Huang’s ability to make broad connections between the arts and sciences lead him to make startling and fruitful leaps of insight within his research, as when he saw that speech and visual processing used many of the same techniques. While his curiosity remained boundless, Huang’s approach to research and scientific thought remained loose and improvisational. “The formulation of a problem and the approaches to it are to a large extent by chance. There is really no fixed way,” he told Andrew Goldstein of the IEEE History Center in a 1997 interview. “In many cases the goal is clear, you want to compress images. But you get ideas for approaching it from all over: you read someone else's paper, or hear something at a conference.”

Huang’s curiosity and energy inspired his graduate students (who numbered more than 100) to pursue discovery in their own right; 11 of Huang’s Ph.D. students and three postdoctoral students have been elected as IEEE Fellows, and more than 30 of them have followed in his footsteps to become teachers. “[His students] felt he was a model for life as well as an engineering researcher. I assume that had to do with what we saw when we traveled: his enthusiasm, and his deep and energetic interest in things other than his work. And I look back and wonder how he had the energy for all that,” said Caroline.
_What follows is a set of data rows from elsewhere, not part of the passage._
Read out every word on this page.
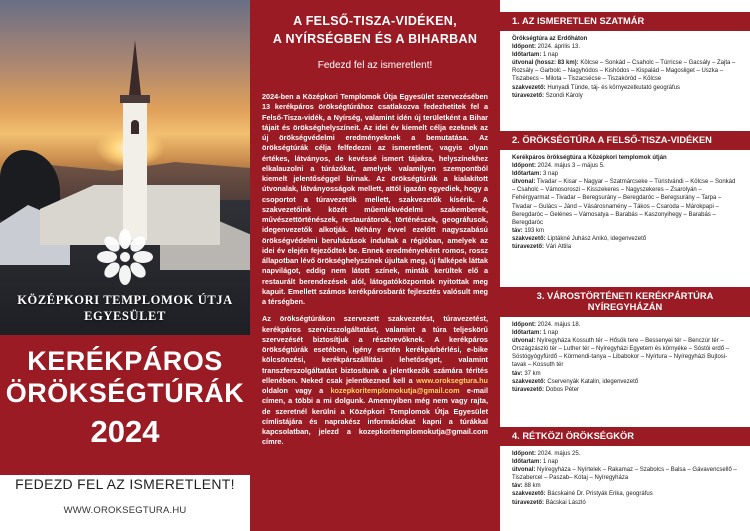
KÖZÉPKORI TEMPLOMOK ÚTJA
EGYESÜLET
KERÉKPÁROS
ÖRÖKSÉGTÚRÁK
2024
FEDEZD FEL AZ ISMERETLENT!
WWW.OROKSEGTURA.HU
A FELSŐ-TISZA-VIDÉKEN,
A NYÍRSÉGBEN ÉS A BIHARBAN
Fedezd fel az ismeretlent!

2024-ben a Középkori Templomok Útja Egyesület szervezésében 13 kerékpáros örökségtúrához csatlakozva fedezhetitek fel a Felső-Tisza-vidék, a Nyírség, valamint idén új területként a Bihar tájait és örökséghelyszíneit. Az idei év kiemelt célja ezeknek az új örökségvédelmi eredményeknek a bemutatása. Az örökségtúrák célja felfedezni az ismeretlent, vagyis olyan értékes, látványos, de kevéssé ismert tájakra, helyszínekhez elkalauzolni a túrázókat, amelyek valamilyen szempontból kiemelt jelentőséggel bírnak. Az örökségtúrák a kialakított útvonalak, látványosságok mellett, attól igazán egyediek, hogy a csoportot a túravezetők mellett, szakvezetők kísérik. A szakvezetőink közét műemlékvédelmi szakemberek, művészettörténészek, restaurátorok, történészek, geográfusok, idegenvezetők alkotják. Néhány évvel ezelőtt nagyszabású örökségvédelmi beruházások indultak a régióban, amelyek az idei év elején fejeződtek be. Ennek eredményeként romos, rossz állapotban lévő örökséghelyszínek újultak meg, új falképek láttak napvilágot, eddig nem látott színek, minták kerültek elő a restaurált berendezések alól, látogatóközpontok nyitottak meg kapuit. Emellett számos kerékpárosbarát fejlesztés valósult meg a térségben.

Az örökségtúrákon szervezett szakvezetést, túravezetést, kerékpáros szervizszolgáltatást, valamint a túra teljeskörű szervezését biztosítjuk a résztvevőknek. A kerékpáros örökségtúrák esetében, igény esetén kerékpárbérlési, e-bike kölcsönzési, kerékpárszállítási lehetőséget, valamint transzferszolgáltatást biztosítunk a jelentkezők számára térítés ellenében. Neked csak jelentkezned kell a www.oroksegtura.hu oldalon vagy a kozepkoritemplomokutja@gmail.com e-mail címen, a többi a mi dolgunk. Amennyiben még nem vagy rajta, de szeretnél kerülni a Középkori Templomok Útja Egyesület címlistájára és naprakész információkat kapni a túrákkal kapcsolatban, jelezd a kozepkoritemplomokutja@gmail.com címre.

1. AZ ISMERETLEN SZATMÁR
Örökségtúra az Erdőháton
Időpont: 2024. április 13.
Időtartam: 1 nap
útvonal (hossz: 83 km): Kölcse – Sonkád – Csaholc – Túrricse – Gacsály – Zajta – Rozsály – Garbolc – Nagyhódos – Kishódos – Kispalád – Magosliget – Uszka – Tiszabecs – Milota – Tiszacsécse – Tiszakóród – Kölcse
szakvezető: Hunyadi Tünde, táj- és környezetkutató geográfus
túravezető: Szondi Károly
2. ÖRÖKSÉGTÚRA A FELSŐ-TISZA-VIDÉKEN
Kerékpáros örökségtúra a Középkori templomok útján
Időpont: 2024. május 3 – május 5.
Időtartam: 3 nap
útvonal: Tivadar – Kisar – Nagyar – Szatmárcseke – Túristvándi – Kölcse – Sonkád – Csaholc – Vámosoroszi – Kisszekeres – Nagyszekeres – Zsarolyán – Fehérgyarmat – Tivadar – Beregsurány – Beregdaróc – Beregsurány – Tarpa – Tivadar – Gulács – Jánd – Vásárosnamény – Tákos – Csaroda – Márokpapi – Beregdaróc – Gelénes – Vámosatya – Barabás – Kaszonyihegy – Barabás – Beregdaróc
táv: 193 km
szakvezető: Liptákné Juhász Anikó, idegenvezető
túravezető: Vári Attila
3. VÁROSTÖRTÉNETI KERÉKPÁRTÚRA NYÍREGYHÁZÁN
Időpont: 2024. május 18.
Időtartam: 1 nap
útvonal: Nyíregyháza Kossuth tér – Hősök tere – Bessenyei tér – Benczúr tér – Országzászló tér – Luther tér – Nyíregyházi Egyetem és környéke – Sóstói erdő – Sóstógyógyfürdő – Körmendi-tanya – Libabokor – Nyírtura – Nyíregyházi Bujtosi-tavak – Kossuth tér
táv: 37 km
szakvezető: Cservenyák Katalin, idegenvezető
túravezető: Dobos Péter
4. RÉTKÖZI ÖRÖKSÉGKÖR
Időpont: 2024. május 25.
Időtartam: 1 nap
útvonal: Nyíregyháza – Nyírtelek – Rakamaz – Szabolcs – Balsa – Gávavencsellő – Tiszabercel – Paszab– Kótaj – Nyíregyháza
táv: 88 km
szakvezető: Bácskainé Dr. Pristyák Erika, geográfus
túravezető: Bácskai László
One clue may have lain in Huang’s playful attitude towards his research: “We are more application-driven now, even if our main interest is still in basic research,” he told the IEEE. “At that time I was more romantic—I did things just for fun and didn't worry too much about the application.”*

At MIT, Huang’s legacy of curiosity and open exploration continues in the form of a scholarship. Founded in 2012 by Caroline Huang and her husband Mike Phillips, the Huang Phillips Fellowship for first-year graduate students in EECS was created to support students who, as Thomas Huang once did, come to MIT to explore entirely new worlds.

*Thomas Huang, an oral history conducted in 1997 by Andrew Goldstein, IEEE History Center, Hoboken, NJ, USA.